Barry put down the cup and suddenly locked Jack with an intense stare. “Jack. I have news.”

“You mentioned.”

“Yes, and here it is: I have found a job for us!” Barry appeared incredibly excited, and Jack, to his credit, appeared more bewildered than his usual impassionate stare.

“Us?”

“Yes,” Barry replied, short of hopping up and down and clapping excitedly.

“A job?”

“Have found.”

Jack started. “What?”

“Oh, sorry,” Barry said, “I thought we were playing a game, you kept saying pieces of the phrase I said before so I thought you were starting some kind of impromptu word scramble game.”

“What kind of job, Barry?” asked Jack.

“Well, I figured since you’re, you know, kind of good at everything, right?”
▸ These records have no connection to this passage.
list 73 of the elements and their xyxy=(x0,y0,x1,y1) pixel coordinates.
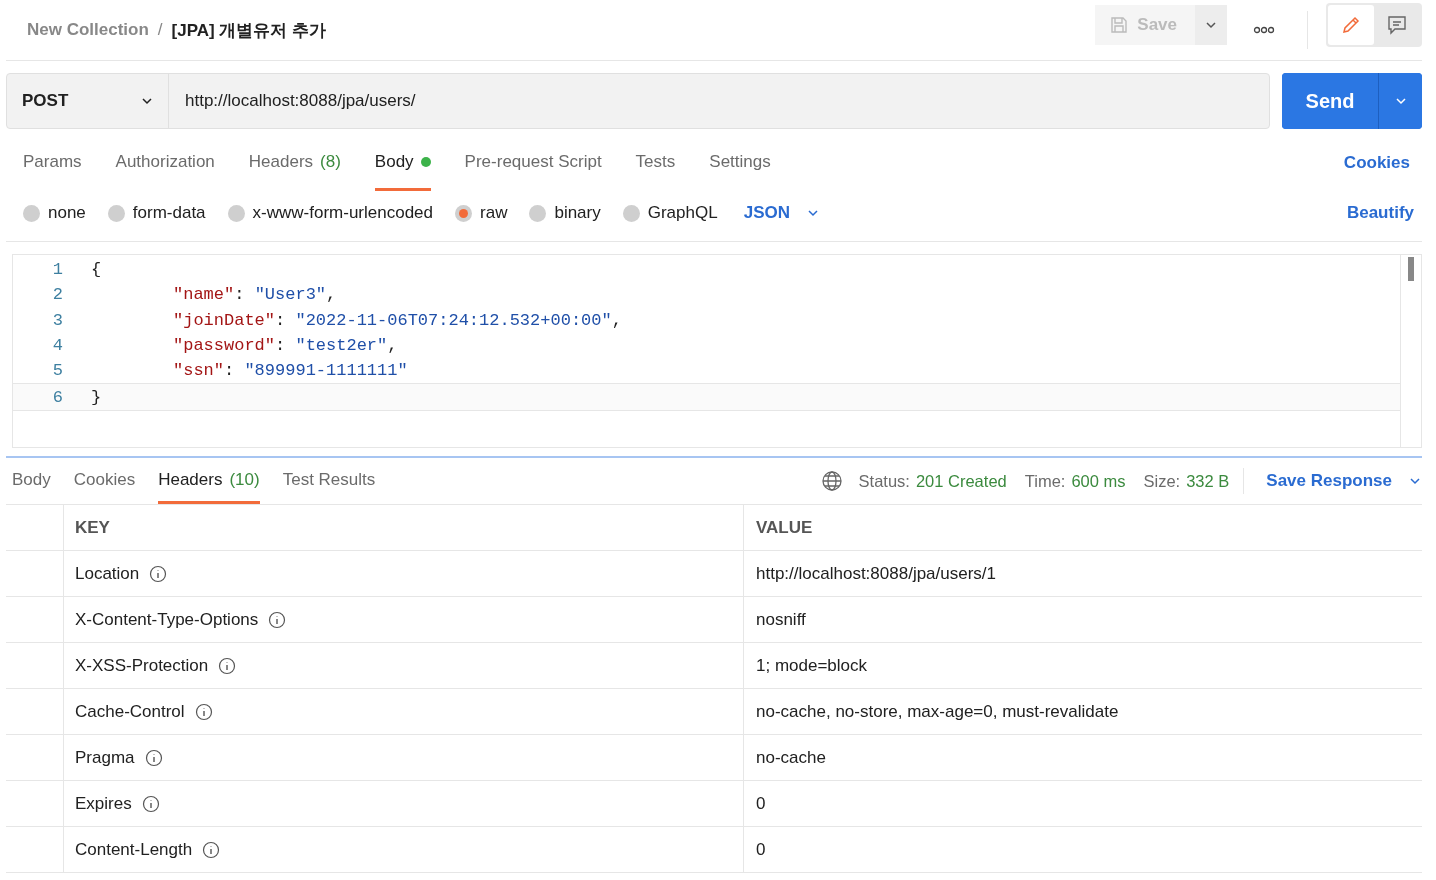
header-value: nosniff xyxy=(744,597,1422,643)
code-line: { xyxy=(91,260,102,280)
header-key: Location xyxy=(75,563,140,584)
header-key: Content-Length xyxy=(75,839,193,860)
header-value: http://localhost:8088/jpa/users/1 xyxy=(744,551,1422,597)
body-mode-radio[interactable]: none xyxy=(23,203,86,223)
comment-icon xyxy=(1386,14,1408,36)
size-label: Size: xyxy=(1143,471,1181,491)
line-number: 6 xyxy=(51,387,63,407)
header-key: X-Content-Type-Options xyxy=(75,609,259,630)
code-line: "ssn": "899991-1111111" xyxy=(91,361,408,381)
header-value: no-cache, no-store, max-age=0, must-revalidate xyxy=(744,689,1422,735)
header-value: no-cache xyxy=(744,735,1422,781)
pencil-icon xyxy=(1340,14,1362,36)
column-header: VALUE xyxy=(744,505,1422,551)
tab[interactable]: Body xyxy=(374,135,431,191)
header-key: X-XSS-Protection xyxy=(75,655,209,676)
header-key: Expires xyxy=(75,793,132,814)
code-line: "password": "test2er", xyxy=(91,336,398,356)
line-number: 4 xyxy=(51,336,63,356)
column-header: KEY xyxy=(6,505,744,551)
body-mode-radio[interactable]: form-data xyxy=(107,203,206,223)
body-mode-radio[interactable]: x-www-form-urlencoded xyxy=(227,203,433,223)
language-dropdown[interactable]: JSON xyxy=(739,203,820,223)
line-number: 1 xyxy=(51,260,63,280)
request-title: [JPA] 개별유저 추가 xyxy=(171,19,327,42)
header-key: Cache-Control xyxy=(75,701,185,722)
info-icon xyxy=(194,702,213,721)
body-mode-radio[interactable]: GraphQL xyxy=(622,203,718,223)
info-icon xyxy=(218,656,237,675)
line-number: 3 xyxy=(51,310,63,330)
edit-button[interactable] xyxy=(1328,5,1374,45)
info-icon xyxy=(202,840,221,859)
status-label: Status: xyxy=(858,471,910,491)
time-value: 600 ms xyxy=(1071,471,1126,491)
more-icon xyxy=(1253,26,1275,34)
code-line: } xyxy=(91,387,102,407)
tab[interactable]: Headers (8) xyxy=(248,135,341,191)
tab[interactable]: Body xyxy=(12,458,51,504)
tab[interactable]: Test Results xyxy=(282,458,376,504)
cookies-link[interactable]: Cookies xyxy=(1343,135,1410,191)
tab[interactable]: Authorization xyxy=(115,135,215,191)
tab[interactable]: Settings xyxy=(709,135,771,191)
breadcrumb-link[interactable]: New Collection xyxy=(27,20,149,40)
tab[interactable]: Params xyxy=(23,135,82,191)
save-response-button[interactable]: Save Response xyxy=(1262,471,1422,491)
header-value: 0 xyxy=(744,827,1422,873)
globe-icon xyxy=(820,470,843,492)
info-icon xyxy=(141,794,160,813)
info-icon xyxy=(268,610,287,629)
body-mode-radio[interactable]: binary xyxy=(529,203,601,223)
line-number: 2 xyxy=(51,285,63,305)
tab[interactable]: Tests xyxy=(635,135,676,191)
breadcrumb-separator: / xyxy=(157,20,163,40)
tab[interactable]: Cookies xyxy=(73,458,136,504)
code-editor[interactable]: 1 { 2 "name": "User3", 3 "joinDate": "2022-11-06T07:24:12.532+00:00", 4 "password": "test2er", 5 "ssn": "899991-1111111" 6 } xyxy=(12,254,1422,448)
header-value: 0 xyxy=(744,781,1422,827)
info-icon xyxy=(144,748,163,767)
send-dropdown-button[interactable] xyxy=(1378,73,1422,129)
code-line: "name": "User3", xyxy=(91,285,337,305)
size-value: 332 B xyxy=(1186,471,1230,491)
header-key: Pragma xyxy=(75,747,135,768)
status-value: 201 Created xyxy=(915,471,1007,491)
beautify-link[interactable]: Beautify xyxy=(1346,203,1414,223)
line-number: 5 xyxy=(51,361,63,381)
time-label: Time: xyxy=(1024,471,1066,491)
save-dropdown-button[interactable] xyxy=(1195,5,1227,45)
header-value: 1; mode=block xyxy=(744,643,1422,689)
scrollbar-thumb[interactable] xyxy=(1408,257,1414,281)
info-icon xyxy=(149,564,168,583)
body-mode-radio[interactable]: raw xyxy=(455,203,508,223)
tab[interactable]: Pre-request Script xyxy=(464,135,602,191)
code-line: "joinDate": "2022-11-06T07:24:12.532+00:00", xyxy=(91,310,622,330)
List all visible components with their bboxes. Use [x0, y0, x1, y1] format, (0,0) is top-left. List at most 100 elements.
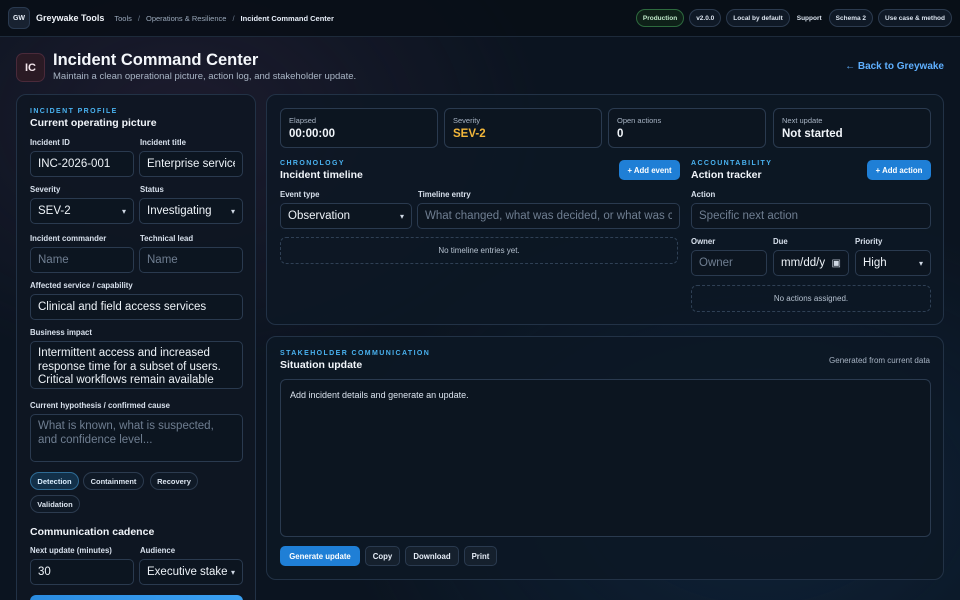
action-label: Action [691, 190, 716, 199]
phase-detection-chip[interactable]: Detection [30, 472, 79, 490]
incident-title-input[interactable] [139, 151, 243, 177]
support-link[interactable]: Support [795, 9, 824, 27]
stat-value: 0 [617, 128, 624, 140]
breadcrumb-separator: / [232, 13, 235, 23]
generate-update-button[interactable]: Generate update [280, 546, 360, 566]
actions-title: Action tracker [691, 169, 762, 181]
audience-value: Executive stake [147, 566, 228, 578]
timeline-eyebrow: CHRONOLOGY [280, 160, 345, 167]
phase-validation-chip[interactable]: Validation [30, 495, 80, 513]
stat-value: 00:00:00 [289, 128, 336, 140]
priority-select[interactable]: High ▾ [855, 250, 931, 276]
action-input[interactable] [691, 203, 931, 229]
environment-badge: Production [635, 9, 685, 27]
hypothesis-textarea[interactable]: What is known, what is suspected, and co… [30, 414, 243, 462]
stat-label: Next update [782, 116, 823, 125]
actions-eyebrow: ACCOUNTABILITY [691, 160, 773, 167]
stat-elapsed: Elapsed 00:00:00 [280, 108, 438, 148]
brand-name[interactable]: Greywake Tools [36, 13, 104, 23]
primary-action-button[interactable] [30, 595, 243, 600]
due-placeholder: mm/dd/y [781, 257, 826, 269]
due-label: Due [773, 237, 788, 246]
service-label: Affected service / capability [30, 281, 133, 290]
top-bar: GW Greywake Tools Tools / Operations & R… [0, 0, 960, 37]
audience-label: Audience [140, 546, 176, 555]
stat-severity: Severity SEV-2 [444, 108, 602, 148]
breadcrumb-tools[interactable]: Tools [114, 14, 132, 23]
comms-eyebrow: STAKEHOLDER COMMUNICATION [280, 350, 431, 357]
stakeholder-panel: STAKEHOLDER COMMUNICATION Situation upda… [266, 336, 944, 580]
hypothesis-label: Current hypothesis / confirmed cause [30, 401, 170, 410]
due-date-input[interactable]: mm/dd/y ▣ [773, 250, 849, 276]
severity-select[interactable]: SEV-2 ▾ [30, 198, 134, 224]
chevron-down-icon: ▾ [230, 567, 235, 577]
status-pills: Production v2.0.0 Local by default Suppo… [635, 9, 952, 27]
phase-containment-chip[interactable]: Containment [83, 472, 144, 490]
download-button[interactable]: Download [405, 546, 459, 566]
breadcrumb: Tools / Operations & Resilience / Incide… [114, 14, 334, 23]
event-type-select[interactable]: Observation ▾ [280, 203, 412, 229]
stat-value: Not started [782, 128, 843, 140]
commander-input[interactable] [30, 247, 134, 273]
page-title: Incident Command Center [53, 51, 259, 69]
event-type-value: Observation [288, 210, 351, 222]
audience-select[interactable]: Executive stake ▾ [139, 559, 243, 585]
page-subtitle: Maintain a clean operational picture, ac… [53, 71, 357, 82]
service-input[interactable] [30, 294, 243, 320]
stat-label: Open actions [617, 116, 662, 125]
stat-value: SEV-2 [453, 128, 486, 140]
back-link[interactable]: ← Back to Greywake [845, 61, 944, 72]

This wasn’t an exaggeration. Jack was in fact good at everything. This was an unusual skill passed down on his father’s side of the traditional French family, as all male members of the d’Alltrads family were incredibly adept in many things. Jack d’Alltrads inherited this ability especially, along with his father’s sociopathic tendencies and self-destructive nature, as well as, pleasantly enough, his mother’s thin and severe lips, which enjoyed, as mentioned, being looked down at via the nose as much as his mother herself had, proud woman that she was.

“So I thought we would make great assassins!”

Jack was silent for a moment, and then raised his hand. “I have a question.”

“About being assassins?” asked Barry.

“Unrelated.”

Barry shrugged. “Okay.”

“Why did you break down my door?” asked Jack.

“Oh,” Barry said, suddenly understanding, “that. You see, I thought I heard you say ‘come in, Barry’ after I knocked, so when you didn’t let me in and the door was locked I thought you might be disoriented or in danger, so I broke in! After realizing immediately the misunderstanding, I thought it best to avoid the ensuing awkwardness by playing it up like it didn’t happen.”

“Thoughtful, it almost worked. Can I give you a pointer for next time?”

“Of course,” Barry replied, listening intently for feedback.

“Don’t bring up your likeness of Jeff Bridges being made out of wood; it brings a person’s mind too close to the wooden door lying destroyed on the floor.”

Barry winced. “I knew I was treading dangerously with that one!”